To help you decide which one is best for your emergency, keep scrolling. Here’s a quick guide comparing the three biggest differences between installment loans and lines of credit (LoC).

1. How Your Earn Interest

With an installment loan, lenders apply interest and other finance charges to the entire amount you borrow from the start. They bundle these fees into each installment of your repayment.

When you’re approved for an LoC, you’ll receive a credit limit. This represents the total amount you can borrow at one time. A financial institution like MoneyKey gives you the freedom to use all of this line of credit limit at once or in smaller amounts as you require funds, as long as you have available credit and your account is in good standing.

How much you end up using is critical because you only accrue interest and finance charges on what you withdraw against your limit — not the total available limit.

2. How You Repay What You Owe

Borrowing money has the same basic principle no matter what you use. Eventually, you have to pay your lender back.

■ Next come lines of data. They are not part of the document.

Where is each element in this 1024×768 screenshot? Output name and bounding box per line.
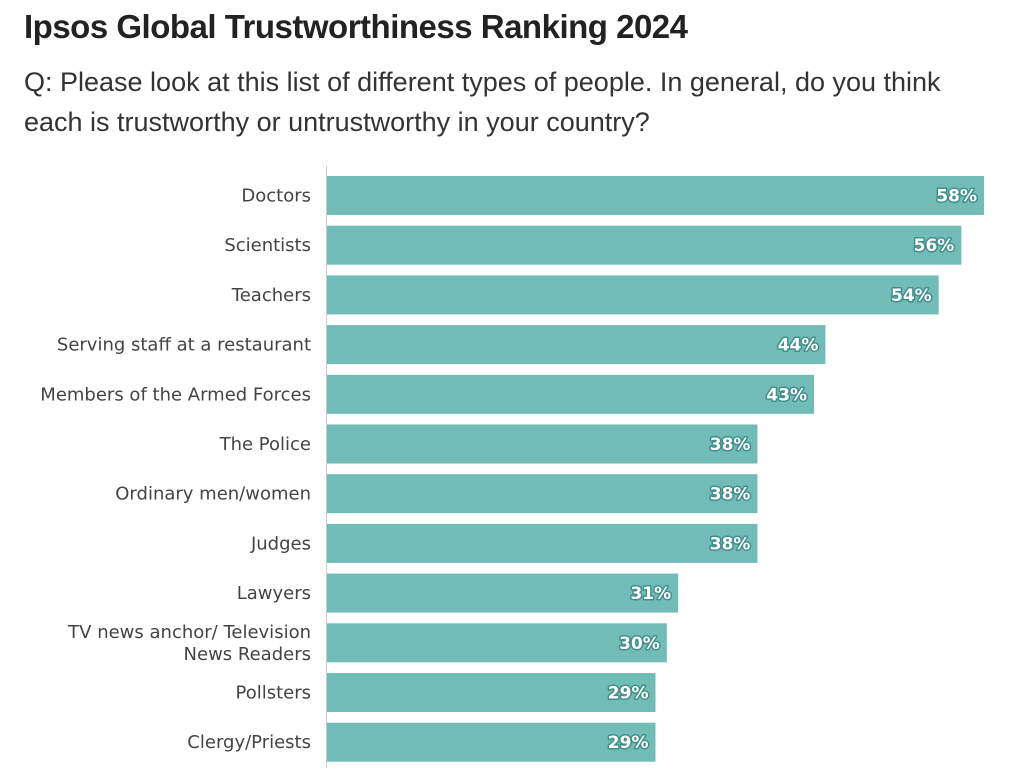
bar-11: [327, 722, 656, 762]
bar-9: [327, 623, 667, 663]
value-label-7: 38%: [710, 534, 751, 554]
category-label-3: Serving staff at a restaurant: [57, 335, 311, 356]
value-label-8: 31%: [630, 584, 671, 604]
value-label-6: 38%: [710, 485, 751, 505]
category-label-8: Lawyers: [237, 583, 311, 604]
value-label-5: 38%: [710, 435, 751, 455]
bar-3: [327, 325, 826, 365]
bars-group: [327, 176, 984, 762]
value-label-9: 30%: [619, 634, 660, 654]
value-label-10: 29%: [608, 684, 649, 704]
category-label-11: Clergy/Priests: [187, 732, 311, 753]
category-label-0: Doctors: [241, 186, 311, 207]
bar-8: [327, 573, 679, 613]
category-labels: Doctors Scientists Teachers Serving staff a…: [40, 186, 311, 754]
category-label-10: Pollsters: [235, 683, 311, 704]
bar-5: [327, 424, 758, 464]
bar-6: [327, 474, 758, 514]
value-label-11: 29%: [608, 733, 649, 753]
category-label-6: Ordinary men/women: [115, 484, 311, 505]
value-label-4: 43%: [766, 385, 807, 405]
category-label-2: Teachers: [231, 285, 311, 306]
chart-subtitle: Q: Please look at this list of different…: [24, 67, 941, 137]
category-label-7: Judges: [250, 533, 311, 554]
category-label-9: TV news anchor/ Television News Readers: [67, 622, 311, 665]
value-label-3: 44%: [778, 336, 819, 356]
value-label-2: 54%: [891, 286, 932, 306]
bar-1: [327, 225, 962, 265]
value-label-1: 56%: [914, 236, 955, 256]
bar-7: [327, 523, 758, 563]
bar-4: [327, 374, 815, 414]
value-label-0: 58%: [936, 187, 977, 207]
category-label-4: Members of the Armed Forces: [40, 384, 311, 405]
chart-title: Ipsos Global Trustworthiness Ranking 202…: [24, 8, 688, 45]
category-label-1: Scientists: [224, 235, 311, 256]
category-label-5: The Police: [219, 434, 311, 455]
bar-2: [327, 275, 939, 315]
value-labels: 58% 56% 54% 44% 43% 38% 38% 38% 31% 30% 29% 29%: [606, 185, 978, 755]
bar-10: [327, 673, 656, 712]
bar-0: [327, 176, 984, 215]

When it comes to an LoC, you’ll receive a bill that includes a minimum payment. It’s a small portion of the overall balance covering finance charges, interest, and a payment toward your principal (the amount owed).

Making the minimum keeps your account in good standing, which means your lender won’t share delinquencies with a major credit reporting agency.

It also means you’ll carry over a balance into the next statement. Any leftover money you don’t pay will be subject to additional interest and finance charges on the next billing statement.

An installment loan has no such flexibility. If you don’t pay the full amount for each scheduled payment, you could rack up painful late fines and other costly consequences.

3. How You Access Your Funds

An installment loan is a one-time solution to a singular emergency, whereas you can use a line of credit more than once to help with future expenses.

Why? It has to do with their terms.

An installment loan has closed terms

An installment loan is a closed-ended product. This means you’ll receive a repayment schedule with a definite end date. Once you pay back everything you owe, your lender shuts down your account. If you need help down the line, you’ll have to reapply for a new installment loan.

A line of credit has open terms

In contrast, an LoC is an open-ended product. While you’ll have to pay off what you use by your lender’s schedule, the account remains open even after you bring your balance to zero.

In other words, you can borrow repeatedly as long as you keep your account in good standing. You can withdraw funds up to your limit any time it’s available without having to reapply.

What Should You Borrow?

To bring it all back to the question: which one should you use? Only you can answer that one. But now you know how each product works, you’re in a better position to solve your emergency responsibly.